Beyond the Label: Rethinking Mental Health Diagnosis
Published 27 August 2025. Written by Chris Worfolk.

The dominant paradigm we use to understand mental health is the “medical model”, also referred to as psychiatric diagnosis. People are sorted into labels: we say “you have social anxiety disorder” or “you have major depressive disorder”. The problem with this is that these labels are stigmatising and unhelpful, and also unscientific.
Despite a century of research, we cannot find any biomarkers - things we can measure in the body - to identify if someone has a “disorder”. For example, the serotonin theory of depression has been widely discredited (Moncrieff et al., 2023). Therefore, we rely on functional diagnosis: we observe their behaviour and try and label people based on what we can see. This leads to different clinicians giving different labels, a problem known as “inter-rater reliability”.
Nor do these labels tell us much about what a person is experiencing. At least 50% of clients meet the criteria for multiple categories. Clients rarely come in presenting with only social anxiety: they typically have generalised anxiety and low mood, and often other features as well. This is known as the “everyone has everything problem” (Johnstone & Boyle, 2018).
The problem with labels
If clients do not fit into these boxes, and these boxes tell us nothing about what is going on inside of someone, and therefore how we might be able to help them, what purpose do these labels serve? While some people may find them validating, most people find them to be unhelpful because they risk telling clients that they are victims of an illness, rather than empowering them to make positive changes.
If these labels are unhelpful, why do they exist? While there is no straightforward answer to this question, it is worth asking whose interests they do serve. Treating mental health issues as an illness has been highly profitable for drug manufacturers, for example. And being able to sort people into boxes with specific drugs or CBT protocols works well for health insurance companies. But it doesn’t work well for clients, who find that the root cause of their distress is not addressed.

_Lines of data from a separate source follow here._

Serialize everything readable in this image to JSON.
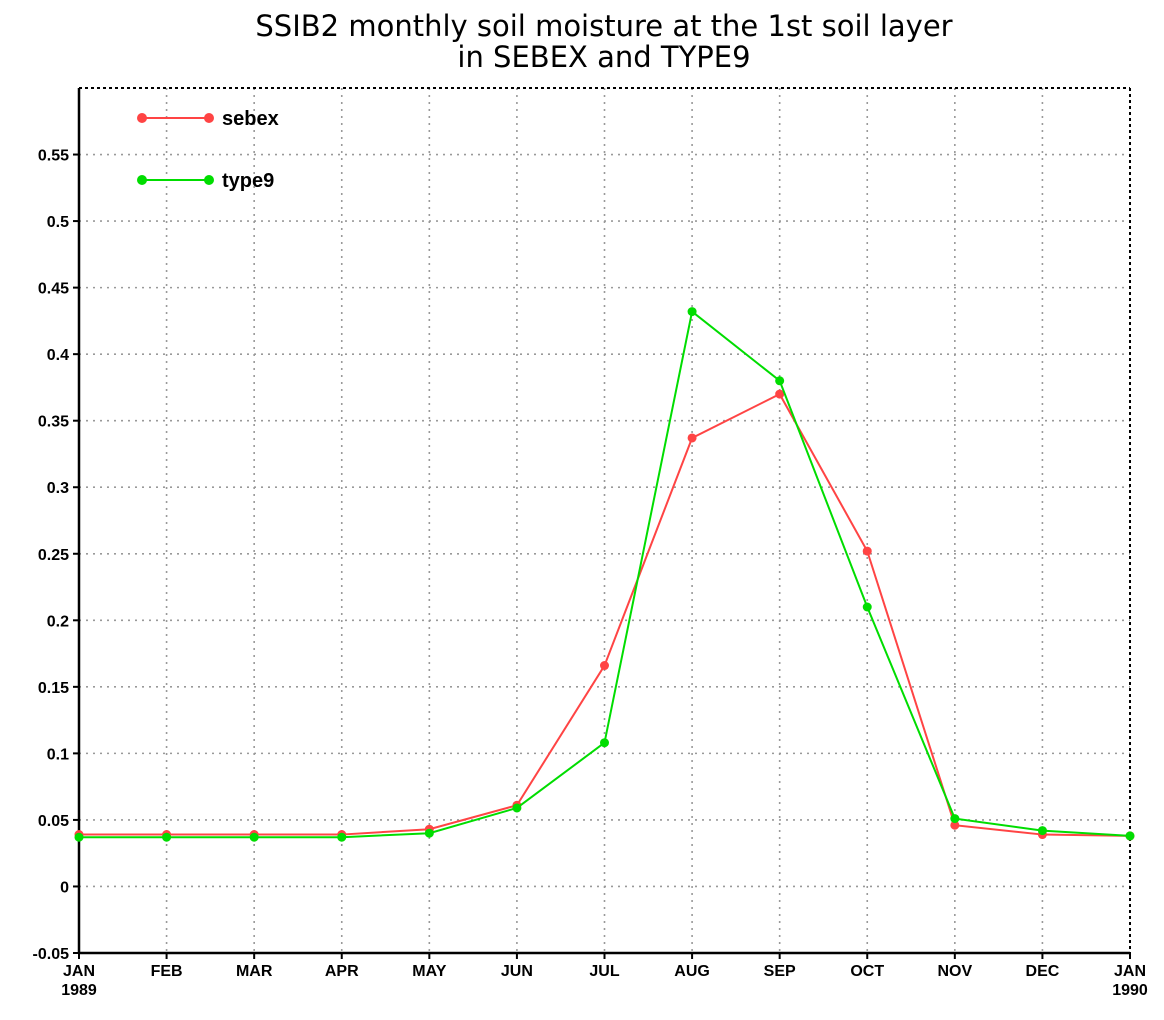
{
  "chart_data": {
    "type": "line",
    "title": "SSIB2 monthly soil moisture at the 1st soil layer",
    "subtitle": "in SEBEX and TYPE9",
    "xlabel": "",
    "ylabel": "",
    "categories": [
      "JAN",
      "FEB",
      "MAR",
      "APR",
      "MAY",
      "JUN",
      "JUL",
      "AUG",
      "SEP",
      "OCT",
      "NOV",
      "DEC",
      "JAN"
    ],
    "x_tick_years": {
      "0": "1989",
      "12": "1990"
    },
    "ylim": [
      -0.05,
      0.6
    ],
    "y_ticks": [
      -0.05,
      0,
      0.05,
      0.1,
      0.15,
      0.2,
      0.25,
      0.3,
      0.35,
      0.4,
      0.45,
      0.5,
      0.55
    ],
    "y_tick_labels": [
      "-0.05",
      "0",
      "0.05",
      "0.1",
      "0.15",
      "0.2",
      "0.25",
      "0.3",
      "0.35",
      "0.4",
      "0.45",
      "0.5",
      "0.55"
    ],
    "grid": true,
    "legend_position": "top-left",
    "series": [
      {
        "name": "sebex",
        "color": "#ff4444",
        "values": [
          0.039,
          0.039,
          0.039,
          0.039,
          0.043,
          0.061,
          0.166,
          0.337,
          0.37,
          0.252,
          0.046,
          0.039,
          0.038
        ]
      },
      {
        "name": "type9",
        "color": "#00dd00",
        "values": [
          0.037,
          0.037,
          0.037,
          0.037,
          0.04,
          0.059,
          0.108,
          0.432,
          0.38,
          0.21,
          0.051,
          0.042,
          0.038
        ]
      }
    ]
  }
}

It also serves the interests of those in positions of power. We live in a world where inequality is growing. Here in the UK (and elsewhere), working-class people are facing a cost-of-living crisis. For example, 14% of nurses use food banks because they cannot afford groceries. Even working full-time is no longer a guarantee that you will be able to meet your basic needs for rent, heating, and food. People are burnt out, anxious, and depressed for understandable reasons. Telling people they have a “mental disorder” depoliticises the real cause of suffering: the legitimate burnout caused by the increasing unfairness in our society.
How do we move beyond labels?
Moving beyond these labels, then, how can we best help clients? A good starting point might be changing the question from “what is wrong with you?” to “what has happened to you?” Many of you will already do this, I am sure. Using a trauma-informed approach helps us to understand how a client arrived at their current difficulties and what needs are currently going unmet. For example, identifying safety or acceptance allows us to help a client gather their internal and external resources to meet these needs.
Using a narrative-style formulation allows us to put difficulties in their social context, and to put our clients front and centre rather than focusing on the symptoms or the “disease”. In over a decade of practice, I have never yet met a client who experiences distress without experiencing other adversities in their life.
However, untangling ourselves from the medical model is not easy. Services are set up around diagnostic labels, and funding is often linked to specific labels. Research grants are often similarly funded, and measurements are typically based on label-specific tools. Reflecting on my own teaching, I have a library of courses containing lessons on specific labels, as this is typically what students ask about.
Where do we go from here? What are your thoughts? How do you navigate these challenges in your own work? I would love to hear your thoughts. Join the discussion in the student community or send me a direct message.
References
Johnstone, L. & Boyle, M. with Cromby, J., Dillon, J., Harper, D., Kinderman, P., Longden, E., Pilgrim, D. & Read, J. (2018). The Power Threat Meaning Framework: Towards the identification of patterns in emotional distress, unusual experiences and troubled or troubling behaviour, as an alternative to functional psychiatric diagnosis. Leicester: British Psychological Society.
Moncrieff, J., Cooper, R. E., Stockmann, T., Amendola, S., Hengartner, M. P., & Horowitz, M. A. (2023). The serotonin theory of depression: a systematic umbrella review of the evidence. Molecular psychiatry, 28(8), 3243-3256.